Most of the songs I've written came out of heartbreak, but I have some pieces that weren't. One is a tune that I've written several sets of lyrics to and never been satisfied with the words, and I'm not sure exactly where it came from - the tune was just there - but it feels to me like something spiritual. Another is more explicitly so, words and music having come at once in one of those perfect, fluid moments where the composition just seems to happen, just after I finished reading Mary Stewart's The Crystal Cave. When I started writing it, I'd thought I'd have only one verse about Merlin and the others would be about Jesus and ...oh, someone else, but somehow I had three versus about Merlin, although in some ways it's as much about Jesus' moment of doubt as anything. And I've written some songs about other things that hurt. That's what it is about making music, for the most part - you're working out your pain, your horror, your anger, your faith, your fear, your loneliness, your confusion, whatever - and sometimes, if you're lucky, you're expressing your joy. I always assumed that everyone knows this.

So it came as something of a shock to me to hear people complaining that Bruce Springsteen was doing something exploitative by making The Rising so explicitly about 9/11. My god, he's one of the most important songwriters of our time (and a major east coast kinda guy), and people think he could not be moved enough by the shattering of the New York skyline to make it central to his next album? How?

On the 12th of September last year, Claire Fox of Institute of Ideas phoned me to ask if I was okay and still wanted to meet for our scheduled lunch that day. I did, very much - I wanted to be with people. Of course, what we talked about was altered by events, but it was good to be with people who understood how I felt. But I remember how surreal everything felt, watching everything be, well, normal. People were on the tubes, going to lunch, laughing in the streets, going back to work, as if nothing had happened. But I knew something had, and so did everyone else. When I went to the local Tesco, one of the (Indian) cashiers asked me how I was, and I said, "Freaked out," and she said, "Me, too." At the pub, a black English woman I bumped into on the way back from the loo - a total stranger - heard my accent and asked me if I was all right, and made clear how much she felt for me, for my country, for my people. It was like that. But it was normal, too. The day to day reality went on, people going to work, people coming home, lovers fighting, people having their hearts broken, or hoping for new relationships to grow. And behind it all, the anger, the fear, the questions.

Bruce Springsteen has put those things together beautifully - and with heart. There are songs on this album that, someday, people will hear and think they are only love songs or party songs, but they are impossible to listen to now without feeling their resonance with the events of that terrible day. You're missing, when I shut out the lights.... And even in the songs that are more directly about 9/11, the private, individual, human reality of it all is never left out - is, in fact, the central issue.

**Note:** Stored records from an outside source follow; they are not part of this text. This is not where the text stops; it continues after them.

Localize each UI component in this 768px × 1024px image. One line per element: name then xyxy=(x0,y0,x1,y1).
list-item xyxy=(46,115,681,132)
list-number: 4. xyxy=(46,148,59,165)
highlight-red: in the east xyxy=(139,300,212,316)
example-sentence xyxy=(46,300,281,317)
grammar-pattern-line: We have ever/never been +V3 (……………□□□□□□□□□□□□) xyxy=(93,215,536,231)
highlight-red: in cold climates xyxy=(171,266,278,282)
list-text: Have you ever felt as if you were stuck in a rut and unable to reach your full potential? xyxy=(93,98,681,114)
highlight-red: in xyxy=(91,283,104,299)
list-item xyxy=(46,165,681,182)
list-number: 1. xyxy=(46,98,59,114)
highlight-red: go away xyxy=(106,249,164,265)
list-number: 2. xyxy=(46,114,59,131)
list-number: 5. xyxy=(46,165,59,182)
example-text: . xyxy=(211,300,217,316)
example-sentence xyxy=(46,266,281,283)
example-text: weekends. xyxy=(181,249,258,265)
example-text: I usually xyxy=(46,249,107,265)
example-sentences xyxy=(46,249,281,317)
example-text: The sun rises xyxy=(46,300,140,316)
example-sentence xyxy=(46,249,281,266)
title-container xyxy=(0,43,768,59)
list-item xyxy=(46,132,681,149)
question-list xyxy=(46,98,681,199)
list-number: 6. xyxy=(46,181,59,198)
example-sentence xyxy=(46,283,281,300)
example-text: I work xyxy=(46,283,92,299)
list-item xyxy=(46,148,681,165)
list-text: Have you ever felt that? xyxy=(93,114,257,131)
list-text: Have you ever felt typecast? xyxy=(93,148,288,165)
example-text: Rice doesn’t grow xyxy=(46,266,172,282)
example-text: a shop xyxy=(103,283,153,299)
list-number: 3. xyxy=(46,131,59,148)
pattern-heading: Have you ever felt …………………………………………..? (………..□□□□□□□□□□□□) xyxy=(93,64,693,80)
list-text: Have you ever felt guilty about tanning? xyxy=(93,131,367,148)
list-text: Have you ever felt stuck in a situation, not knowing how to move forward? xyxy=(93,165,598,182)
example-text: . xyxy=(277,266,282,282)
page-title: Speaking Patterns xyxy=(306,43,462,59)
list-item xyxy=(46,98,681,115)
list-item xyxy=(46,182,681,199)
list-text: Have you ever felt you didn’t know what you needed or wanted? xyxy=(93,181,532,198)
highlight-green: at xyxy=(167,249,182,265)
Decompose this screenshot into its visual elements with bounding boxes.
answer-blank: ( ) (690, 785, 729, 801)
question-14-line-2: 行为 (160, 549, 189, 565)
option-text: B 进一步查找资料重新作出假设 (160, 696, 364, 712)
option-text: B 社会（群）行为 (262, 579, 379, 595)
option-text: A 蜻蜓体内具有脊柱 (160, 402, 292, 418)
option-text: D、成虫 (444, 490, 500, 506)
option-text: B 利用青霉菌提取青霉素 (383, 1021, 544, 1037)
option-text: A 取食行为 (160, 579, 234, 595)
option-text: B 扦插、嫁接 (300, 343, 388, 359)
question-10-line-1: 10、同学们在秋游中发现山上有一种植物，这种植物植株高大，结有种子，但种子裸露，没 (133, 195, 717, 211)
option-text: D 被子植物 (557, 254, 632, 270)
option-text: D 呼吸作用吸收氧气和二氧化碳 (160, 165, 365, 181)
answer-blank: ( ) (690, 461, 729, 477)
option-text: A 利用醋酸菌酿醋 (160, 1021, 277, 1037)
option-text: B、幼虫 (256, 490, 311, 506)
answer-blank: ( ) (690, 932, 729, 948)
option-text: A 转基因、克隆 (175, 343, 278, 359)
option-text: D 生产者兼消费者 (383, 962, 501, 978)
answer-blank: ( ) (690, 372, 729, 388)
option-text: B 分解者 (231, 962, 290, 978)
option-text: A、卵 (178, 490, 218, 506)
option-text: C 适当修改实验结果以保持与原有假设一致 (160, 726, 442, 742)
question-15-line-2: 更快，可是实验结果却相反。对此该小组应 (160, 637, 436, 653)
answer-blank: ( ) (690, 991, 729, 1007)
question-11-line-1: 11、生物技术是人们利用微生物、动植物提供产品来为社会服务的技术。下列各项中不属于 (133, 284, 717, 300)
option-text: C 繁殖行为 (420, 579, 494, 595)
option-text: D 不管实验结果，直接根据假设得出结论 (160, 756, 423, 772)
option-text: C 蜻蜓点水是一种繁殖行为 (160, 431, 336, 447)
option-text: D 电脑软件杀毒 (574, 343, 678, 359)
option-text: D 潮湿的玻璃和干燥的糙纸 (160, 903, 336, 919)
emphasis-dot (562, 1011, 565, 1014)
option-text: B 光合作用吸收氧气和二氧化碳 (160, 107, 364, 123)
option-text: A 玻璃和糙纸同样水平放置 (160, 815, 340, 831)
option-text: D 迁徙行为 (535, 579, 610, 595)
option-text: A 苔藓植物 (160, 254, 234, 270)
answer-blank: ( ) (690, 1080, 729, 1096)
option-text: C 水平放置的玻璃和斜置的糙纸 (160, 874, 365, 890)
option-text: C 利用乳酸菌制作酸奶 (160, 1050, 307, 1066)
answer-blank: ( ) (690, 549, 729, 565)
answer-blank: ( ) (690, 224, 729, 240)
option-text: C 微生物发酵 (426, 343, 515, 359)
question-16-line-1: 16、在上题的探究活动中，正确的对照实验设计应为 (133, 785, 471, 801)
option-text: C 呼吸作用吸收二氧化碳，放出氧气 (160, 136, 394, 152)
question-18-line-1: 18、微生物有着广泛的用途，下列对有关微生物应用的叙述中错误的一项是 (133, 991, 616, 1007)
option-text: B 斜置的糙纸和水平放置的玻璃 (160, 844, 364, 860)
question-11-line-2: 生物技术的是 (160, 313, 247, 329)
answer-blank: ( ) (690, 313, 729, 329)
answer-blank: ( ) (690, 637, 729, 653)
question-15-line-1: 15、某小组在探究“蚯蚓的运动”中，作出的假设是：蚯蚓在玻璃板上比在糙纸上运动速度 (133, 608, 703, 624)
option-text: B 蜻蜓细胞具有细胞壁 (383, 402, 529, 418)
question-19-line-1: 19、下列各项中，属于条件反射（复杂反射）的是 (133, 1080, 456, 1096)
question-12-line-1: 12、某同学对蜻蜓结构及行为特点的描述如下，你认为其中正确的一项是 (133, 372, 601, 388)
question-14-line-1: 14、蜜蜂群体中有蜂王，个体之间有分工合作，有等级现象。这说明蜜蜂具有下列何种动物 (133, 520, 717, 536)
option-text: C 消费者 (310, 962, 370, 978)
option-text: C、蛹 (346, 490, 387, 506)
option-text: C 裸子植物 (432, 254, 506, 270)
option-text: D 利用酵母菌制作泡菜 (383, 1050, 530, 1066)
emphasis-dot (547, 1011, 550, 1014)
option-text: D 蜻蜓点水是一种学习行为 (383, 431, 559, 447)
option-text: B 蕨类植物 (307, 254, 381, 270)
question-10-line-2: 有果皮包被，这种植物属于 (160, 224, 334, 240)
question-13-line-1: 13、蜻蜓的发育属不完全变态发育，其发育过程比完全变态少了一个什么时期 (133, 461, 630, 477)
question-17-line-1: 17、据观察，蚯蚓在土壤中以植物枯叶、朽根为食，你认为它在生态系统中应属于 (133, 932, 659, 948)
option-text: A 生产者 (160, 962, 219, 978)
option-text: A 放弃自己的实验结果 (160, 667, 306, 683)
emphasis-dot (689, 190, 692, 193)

I hold my breath and close my eyes and I wait for paradise.

Most importantly, The Rising is not an angry fist shaken at the enemy, but a heart longing to understand, to mend and love again. A little revenge and this too shall pass, but There's a lot of walls need tearing down. They send chills up my spine, but they aren't the words of a man who is beyond groping to understand and find a new peace. These are love songs to humanity.

This is what's good about us. We love, we care, we mourn, we go on, we rebuild our fractured lives - we even learn to forgive, if we're good enough.

These are the finest gifts, that remind us of how good we can be.